Dolan Falls Preserve

On the arid western border of the Texas Hill Country, halfway between Del Rio and Sonora in Val Verde County, lies one of the jewels of The Nature Conservancy: Dolan Falls Preserve.

The preserve consists of 4,965 acres and is bolstered by an additional 157,994 acres that is either owned in fee or under Conservancy conservation easements along the Devils River. It is located at the intersection of three biological regions: the Edwards Plateau, Chihuahuan Desert and Rio Grande Plain brushland. This combination of terrain creates a landscape of outstanding beauty and diversity supported by the pristine waters of Dolan Springs, Dolan Creek and the Devils River.

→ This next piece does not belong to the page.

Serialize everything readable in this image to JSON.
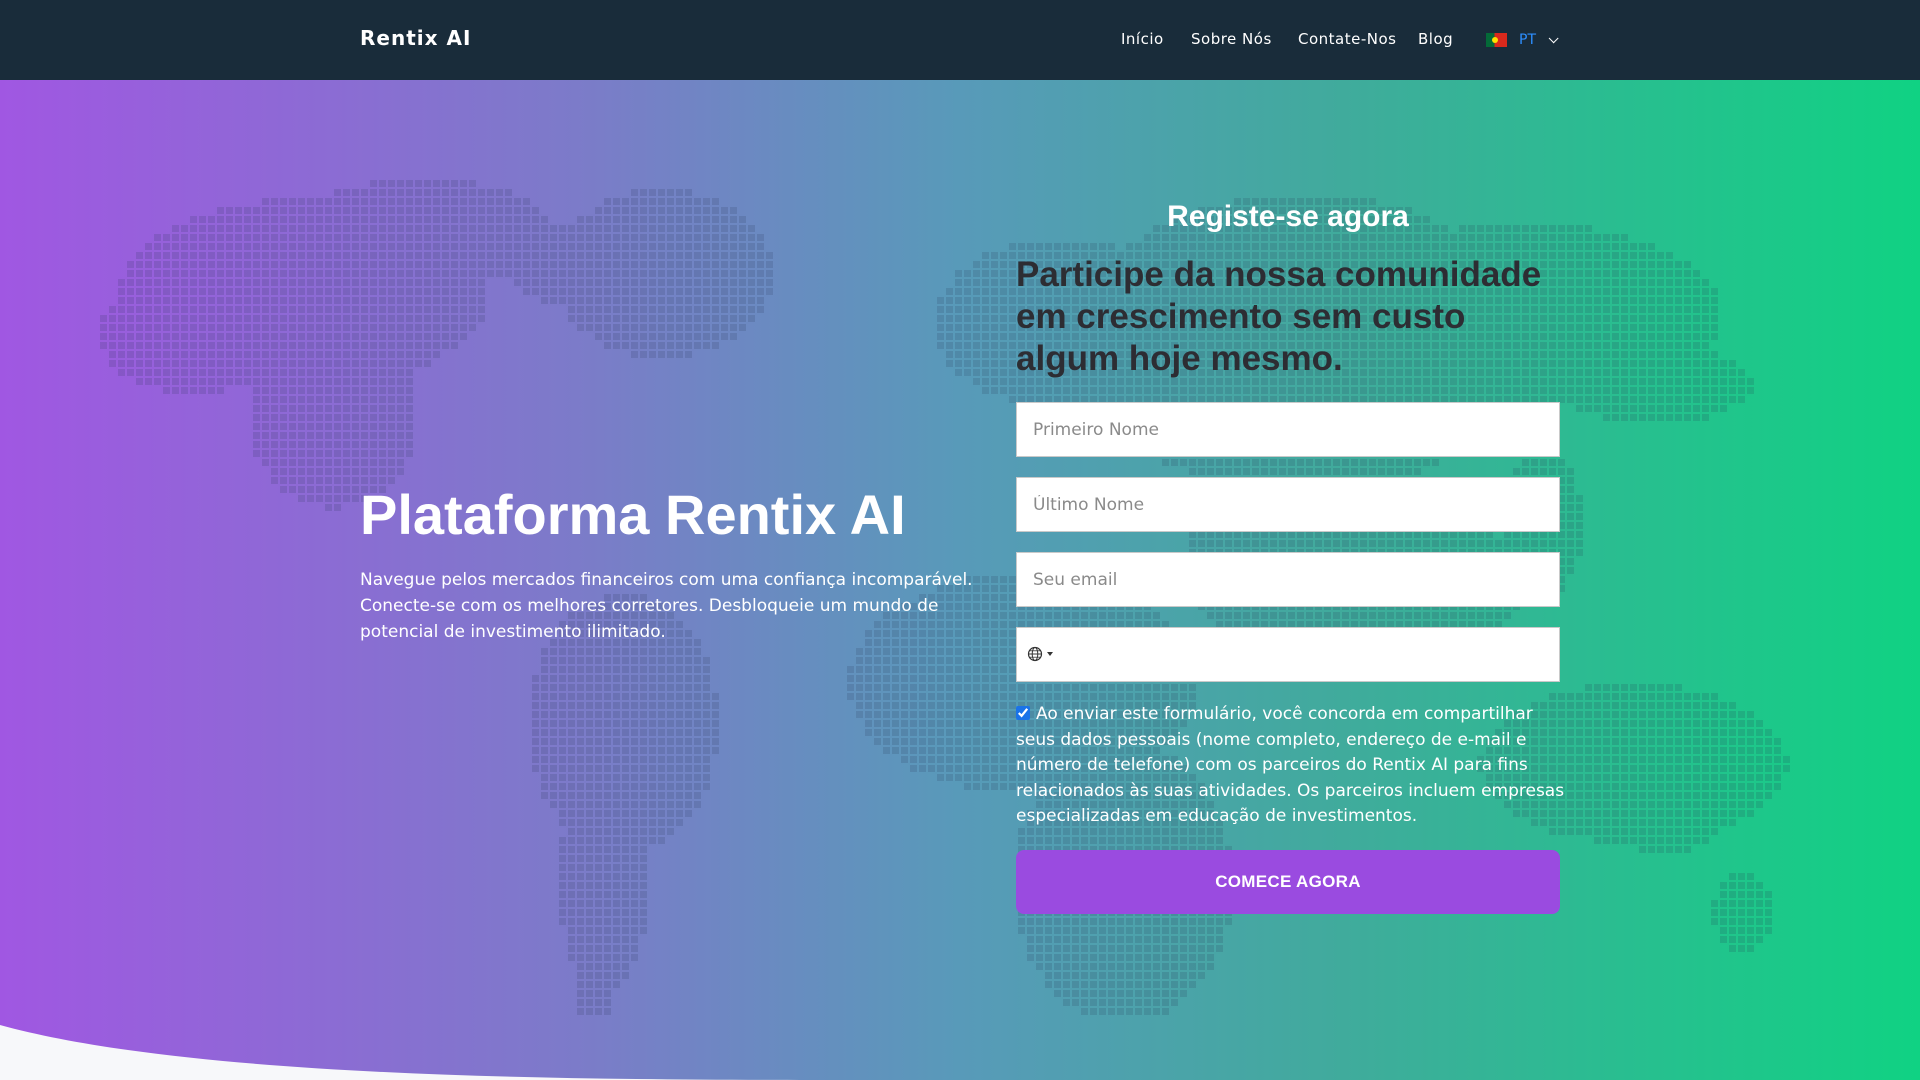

The Devils River flows through the preserve's canyons, which support stands of oaks and sycamore bounded by steep cliffs dotted with scrub juniper and mesquite. Rare and endangered species such as the Texas snowbell and Mexican white oak are found on the tract.

The river and its associated springs house rare salamanders and fish, many of which are unique to the Chihuahuan Desert region. The Devils River and other riparian corridors in the region serve as important migration paths for birds and monarch butterflies traversing the dry west. One conservation target is the black-capped vireo, an endangered songbird. Nesting pairs return to the preserve each spring.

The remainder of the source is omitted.